With big test cases, one might run out of time. Therefore I thought it essential to start with the big points, i.e. treat versions from later to earlier as earlier versions differ a lot from the target. Also, I look for edit-wars and reversions such that versions occurring repeatedly are treated once and the result is directly copied to the others.

When to Stop

In case we are running out of time, stop when I expect that less than three versions can be treated in the time remaining. To stop means that all remaining versions get a trivial "III...I" solution. I hope I got the time measurement very good, for otherwise I might suffer from timeouts. In debug mode, I could make Martial Arts successfully eat about 59900 ms without ever timing out.

Alternatively, stop if the next step won't bring improvement, i.e. the expected raw score times the expected time penalty is less than the current product. The expected raw score and execution time are extrapolated from the previous 10 strings. Again, I hope the time measurement was accurate as otherwise I might think the steep part of the sigmoidal curve is somewhere else.

Unexpected Improvements

I had learned from Intel Marathons that one should always improve the algorithm whereas manual "optimization" (including assembler) always worsens the result.

However, this time I climbed several places by

traversing one vector from back to front instead of forward for a certain search. (Doing the same by binary search was even worse than forward; the "hit" was simply distributed such that it was often near the end.
getting rid of a sentinel. Additional checks were cheaper than pushing the bytes around when something got inserted.
replacing an erase() of n followed by an insert with an erase() of n-1 followed by an assignment
unfolding a string comparison from char-wise to unsigned-wise (plus trailing)
replacing one vector<foo> with a handwritten lookalike. The time to erase a range dropped from dominant to neglectible!
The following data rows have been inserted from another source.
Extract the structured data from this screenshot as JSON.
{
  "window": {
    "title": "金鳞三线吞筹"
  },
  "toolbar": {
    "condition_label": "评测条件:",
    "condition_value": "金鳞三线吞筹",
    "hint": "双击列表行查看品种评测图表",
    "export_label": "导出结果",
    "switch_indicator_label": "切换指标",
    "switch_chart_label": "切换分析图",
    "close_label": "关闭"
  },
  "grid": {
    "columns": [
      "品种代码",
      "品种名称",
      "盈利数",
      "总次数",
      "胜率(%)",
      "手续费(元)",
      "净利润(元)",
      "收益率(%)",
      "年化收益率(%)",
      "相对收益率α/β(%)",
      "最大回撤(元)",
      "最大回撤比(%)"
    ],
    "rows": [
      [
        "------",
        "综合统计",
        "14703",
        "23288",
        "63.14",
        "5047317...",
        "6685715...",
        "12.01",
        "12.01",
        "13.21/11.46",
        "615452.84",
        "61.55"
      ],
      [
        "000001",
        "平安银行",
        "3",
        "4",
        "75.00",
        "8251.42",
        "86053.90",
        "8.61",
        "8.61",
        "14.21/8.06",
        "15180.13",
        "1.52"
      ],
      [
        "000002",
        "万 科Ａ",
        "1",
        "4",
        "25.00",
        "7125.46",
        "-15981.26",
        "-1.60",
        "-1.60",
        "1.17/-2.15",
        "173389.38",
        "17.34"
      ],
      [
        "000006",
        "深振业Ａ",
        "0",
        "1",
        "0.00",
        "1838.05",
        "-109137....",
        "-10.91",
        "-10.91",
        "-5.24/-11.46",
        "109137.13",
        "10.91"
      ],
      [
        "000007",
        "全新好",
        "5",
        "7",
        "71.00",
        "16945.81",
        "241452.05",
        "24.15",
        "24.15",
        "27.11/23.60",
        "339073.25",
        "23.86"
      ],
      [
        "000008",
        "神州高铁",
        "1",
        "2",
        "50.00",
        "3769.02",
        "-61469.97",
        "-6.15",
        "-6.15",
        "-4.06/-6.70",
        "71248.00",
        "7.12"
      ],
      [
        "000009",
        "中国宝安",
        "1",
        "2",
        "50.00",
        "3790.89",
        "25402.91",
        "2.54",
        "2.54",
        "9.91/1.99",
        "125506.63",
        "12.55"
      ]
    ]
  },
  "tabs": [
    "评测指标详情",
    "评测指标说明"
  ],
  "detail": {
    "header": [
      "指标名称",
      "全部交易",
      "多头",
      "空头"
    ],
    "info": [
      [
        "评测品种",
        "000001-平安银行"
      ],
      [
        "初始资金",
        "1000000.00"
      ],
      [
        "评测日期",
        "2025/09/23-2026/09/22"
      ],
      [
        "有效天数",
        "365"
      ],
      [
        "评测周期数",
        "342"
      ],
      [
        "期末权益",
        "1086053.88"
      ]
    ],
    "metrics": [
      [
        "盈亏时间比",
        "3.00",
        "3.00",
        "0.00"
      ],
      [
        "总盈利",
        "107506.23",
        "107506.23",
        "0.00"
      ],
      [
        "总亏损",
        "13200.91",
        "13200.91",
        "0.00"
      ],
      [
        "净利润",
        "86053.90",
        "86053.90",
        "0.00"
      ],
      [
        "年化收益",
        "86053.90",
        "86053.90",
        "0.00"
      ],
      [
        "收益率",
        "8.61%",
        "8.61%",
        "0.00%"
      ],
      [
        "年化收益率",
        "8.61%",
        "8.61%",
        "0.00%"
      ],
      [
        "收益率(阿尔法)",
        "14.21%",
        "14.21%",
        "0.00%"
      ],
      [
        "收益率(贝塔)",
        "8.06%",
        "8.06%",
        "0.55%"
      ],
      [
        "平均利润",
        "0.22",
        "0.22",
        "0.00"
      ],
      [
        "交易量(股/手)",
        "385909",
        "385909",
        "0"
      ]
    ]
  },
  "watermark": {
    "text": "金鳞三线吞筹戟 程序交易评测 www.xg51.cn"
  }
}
I really haven't changed my approach from the beginning. All I did was start with M-blocks, then add MI-blocks and finally MID-blocks, but only as a matter of implementation order, not as additional ideas. However, a lot of finetuning was added with respect to time management, deciding what to ignore, optimizing for speed.

Lessons Learned

Know your input!

Wikipedia articles grow from stub to encyclopedic. I take this to justify my asymmetric preference of 'I' over 'D'.
Of course this also justifies starting with more recent versions.
There are edit wars and reverts. Thus looking for identical strings is worth while.

Tests are valuable

Many have suffered from mismatched 'M' in position x in version 0 , which was usually caused my misunderstanding the problem statement. I observed a mismatched 'M' in position x in version 1000-and-something with all other examples passing ok. Such things show that there is really a bug in your code. Fortunately, I could verify the mismatch at home, but it took me a while to find the bug because it looked totally weird that the code should decide to produce the output observed.

Optimize with care

Selfexplanatory.

Trivia

Mork was always fun, even though it is just a nano-nano example.
Jahwist sometimes surprised me with unbelievable results.
I could learn a lot from Osaka University.
I'm glad that Philippine Airlines never crashed my code.
Most of the time I fought with Martial Arts.